Superradiant scattering of massive scalar field due to magnetically charged rotating black hole

TL;DR

This paper investigates how magnetic charge in rotating black holes influences superradiant scattering of massive scalar fields, revealing enlarged amplification ranges and potential similarities to Kerr-Newman black holes.

Contribution

It introduces the study of superradiance in magnetically charged rotating black holes, highlighting the effects of magnetic charge on superradiant amplification and stability.

Findings

Magnetic charge affects the magnitude of superradiant amplification.

Magnetic charge enlarges the frequency range for superradiance.

Similar behaviors observed compared to Kerr-Newman black holes.

Abstract

Rotating black holes are well known to amplify the perturbing bosonic fields in certain parameter spaces. This phenomenon is popularly known as superradiance. In addition to rotation in the spacetime, charge plays a crucial role in the amplification process. In the present study, we have considered the spacetime of a magnetically charged rotating black hole emerging from the coupling of nonlinear electromagnetic field configuration to gravity.

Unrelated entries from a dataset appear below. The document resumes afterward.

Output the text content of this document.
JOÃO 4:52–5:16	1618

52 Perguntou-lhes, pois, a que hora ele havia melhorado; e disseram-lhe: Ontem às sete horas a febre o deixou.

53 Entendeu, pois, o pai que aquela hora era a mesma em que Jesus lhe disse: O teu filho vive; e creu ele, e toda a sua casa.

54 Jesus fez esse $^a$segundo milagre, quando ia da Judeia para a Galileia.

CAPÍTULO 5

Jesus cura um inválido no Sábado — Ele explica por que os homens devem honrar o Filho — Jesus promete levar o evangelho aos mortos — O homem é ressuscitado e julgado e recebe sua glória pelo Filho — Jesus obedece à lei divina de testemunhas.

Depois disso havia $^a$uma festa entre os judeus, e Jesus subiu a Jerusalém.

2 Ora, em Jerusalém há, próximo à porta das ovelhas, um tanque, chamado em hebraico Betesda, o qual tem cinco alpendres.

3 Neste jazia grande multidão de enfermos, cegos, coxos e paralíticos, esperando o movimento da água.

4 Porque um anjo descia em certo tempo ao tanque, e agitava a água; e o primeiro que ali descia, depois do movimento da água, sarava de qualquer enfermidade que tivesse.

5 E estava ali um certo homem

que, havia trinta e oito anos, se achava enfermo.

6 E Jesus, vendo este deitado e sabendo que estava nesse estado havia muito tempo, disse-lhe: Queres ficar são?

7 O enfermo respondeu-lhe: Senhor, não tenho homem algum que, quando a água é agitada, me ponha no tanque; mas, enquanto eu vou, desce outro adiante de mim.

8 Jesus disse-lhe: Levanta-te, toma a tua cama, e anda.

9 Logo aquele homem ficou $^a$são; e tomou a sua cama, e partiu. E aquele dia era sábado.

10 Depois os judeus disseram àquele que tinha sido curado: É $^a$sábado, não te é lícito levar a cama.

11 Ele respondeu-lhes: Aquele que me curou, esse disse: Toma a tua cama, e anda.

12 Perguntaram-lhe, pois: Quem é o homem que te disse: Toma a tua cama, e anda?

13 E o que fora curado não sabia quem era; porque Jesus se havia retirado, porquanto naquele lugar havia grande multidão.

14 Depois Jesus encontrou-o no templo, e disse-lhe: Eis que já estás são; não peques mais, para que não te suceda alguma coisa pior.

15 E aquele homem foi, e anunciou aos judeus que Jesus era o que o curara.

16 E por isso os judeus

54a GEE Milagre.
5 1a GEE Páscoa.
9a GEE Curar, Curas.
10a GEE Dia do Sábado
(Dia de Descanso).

Due to this black hole spacetime, we have studied the scattering states of a massive scalar field and investigated the superradiant amplification process. We find that the magnetic charge of the spacetime affects the magnitude of the amplification and also significantly enlarges the allowed frequency ranges for which superradiance happens. In comparison, our analysis reveals that some of the behaviours are quite similar to what has been found in the case of the Kerr-Newmann black hole. Moreover, in specific parameter spaces, we observe exact similarities, which could imply a probable correspondence between the magnetically charged black hole and the Kerr-Newman black hole in certain scenarios. In addition to this, we have investigated the superradiant instability regime due to the massive potential barrier and also compared our results with that of the Kerr-Newmann black hole.